The doctor enters. He looks like the lead in a CBS sitcom and has the same last name as my camp boyfriend. I find this all oddly comforting. He explains the procedure to me again; I'm too nervous to tell him I already know.
There are no stirrups, so I've got to utilize my leg muscles and get into a weird lying/squat position while he sterilizes the area -- puts down some clean towels; wipes my vagina with some cold stuff -- then it's a lot like a Pap smear. A really, really, really, really, really, really long Pap smear. I was grateful he didn't narrate what was happening -- I didn't need to hear the story a third time. I just felt all kinds of "stuff" going on.

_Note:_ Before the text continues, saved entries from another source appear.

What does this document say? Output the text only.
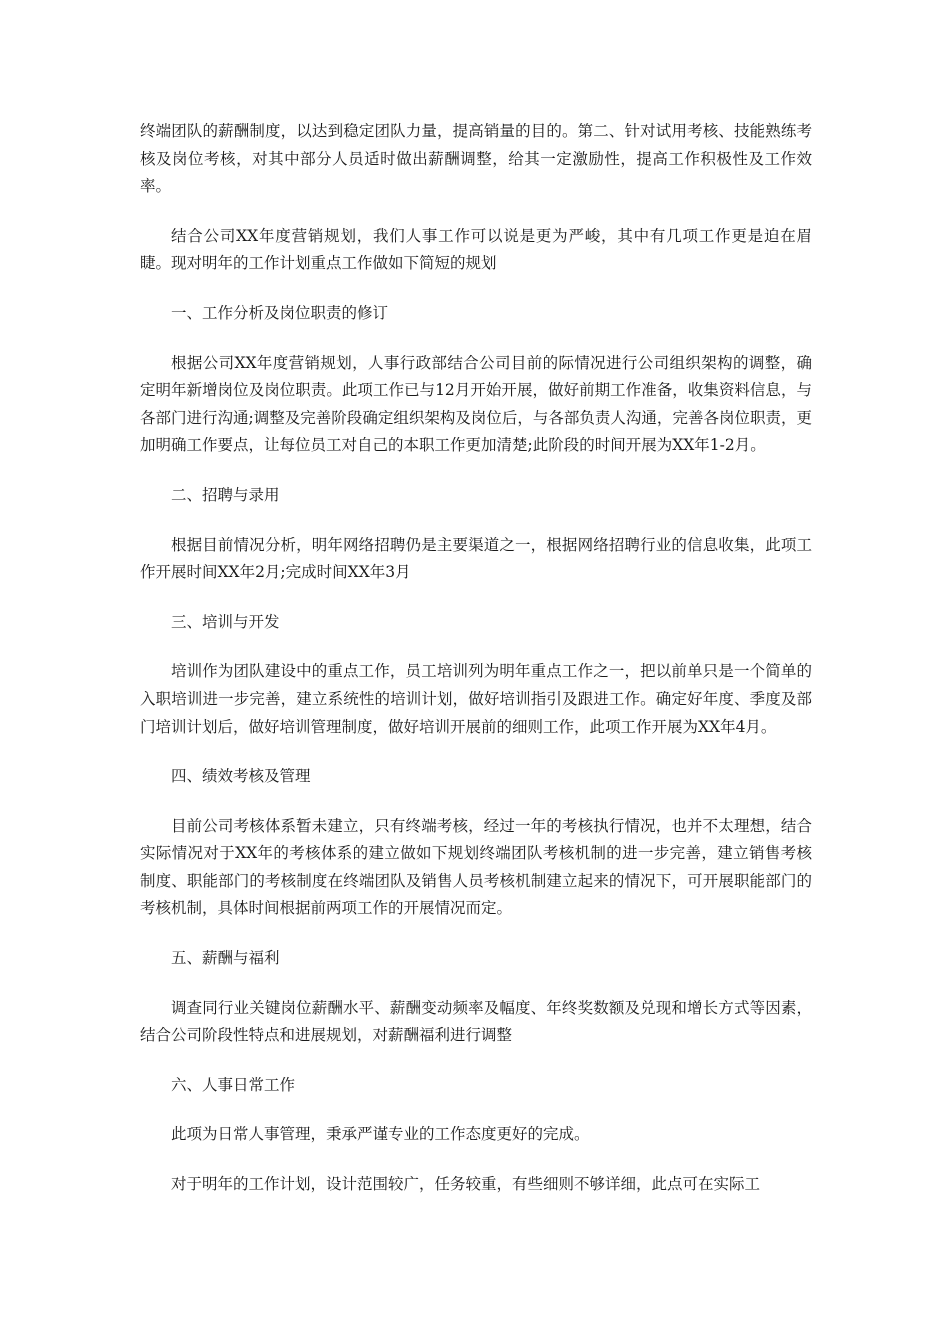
终端团队的薪酬制度，以达到稳定团队力量，提高销量的目的。第二、针对试用考核、技能熟练考核及岗位考核，对其中部分人员适时做出薪酬调整，给其一定激励性，提高工作积极性及工作效率。

结合公司XX年度营销规划，我们人事工作可以说是更为严峻，其中有几项工作更是迫在眉睫。现对明年的工作计划重点工作做如下简短的规划

一、工作分析及岗位职责的修订

根据公司XX年度营销规划，人事行政部结合公司目前的际情况进行公司组织架构的调整，确定明年新增岗位及岗位职责。此项工作已与12月开始开展，做好前期工作准备，收集资料信息，与各部门进行沟通;调整及完善阶段确定组织架构及岗位后，与各部负责人沟通，完善各岗位职责，更加明确工作要点，让每位员工对自己的本职工作更加清楚;此阶段的时间开展为XX年1-2月。

二、招聘与录用

根据目前情况分析，明年网络招聘仍是主要渠道之一，根据网络招聘行业的信息收集，此项工作开展时间XX年2月;完成时间XX年3月

三、培训与开发

培训作为团队建设中的重点工作，员工培训列为明年重点工作之一，把以前单只是一个简单的入职培训进一步完善，建立系统性的培训计划，做好培训指引及跟进工作。确定好年度、季度及部门培训计划后，做好培训管理制度，做好培训开展前的细则工作，此项工作开展为XX年4月。

四、绩效考核及管理

目前公司考核体系暂未建立，只有终端考核，经过一年的考核执行情况，也并不太理想，结合实际情况对于XX年的考核体系的建立做如下规划终端团队考核机制的进一步完善，建立销售考核制度、职能部门的考核制度在终端团队及销售人员考核机制建立起来的情况下，可开展职能部门的考核机制，具体时间根据前两项工作的开展情况而定。

五、薪酬与福利

调查同行业关键岗位薪酬水平、薪酬变动频率及幅度、年终奖数额及兑现和增长方式等因素，结合公司阶段性特点和进展规划，对薪酬福利进行调整

六、人事日常工作

此项为日常人事管理，秉承严谨专业的工作态度更好的完成。

对于明年的工作计划，设计范围较广，任务较重，有些细则不够详细，此点可在实际工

Honestly, it felt like they just kept shoving things in and out of my vagina. Each time I felt something, I thought, "That wasn't too bad." And then realized it wasn't over yet. I started doing my Ujjayi breathing that I learned in yoga -- I guess I was being kind of loud, because they kept asking how I was doing and if I was OK. I closed my eyes, and "She'll Be Coming 'Round the Mountain" kept playing over and over in my head.
Then I feel it. Intense, like a really bad menstrual cramp. It lasts for a minute or two, then subsides (or maybe my breathing is working). I'm told to slide my body up so they can start taking the x-rays, and position myself in a few different angles for the uterus paparazzi. By this time, it's stopped hurting and I'm surprised that the catheter is still in.
And then it's all over! I'm asked to stay lying down for a few moments, and given a pad because I'll probably experience some bleeding and discharge. I hardly need it, though -- there's only some light spotting, and I'm not bleeding blue ink (as I imagined I would be). By the time I've gotten changed I feel back to normal -- and when I get home, I'm fine to take my dog for a walk.
So it's just like they say -- more uncomfortable than painful. The worst of it is having to take those antibiotics for another day, waiting to hear the results -- and getting the bill.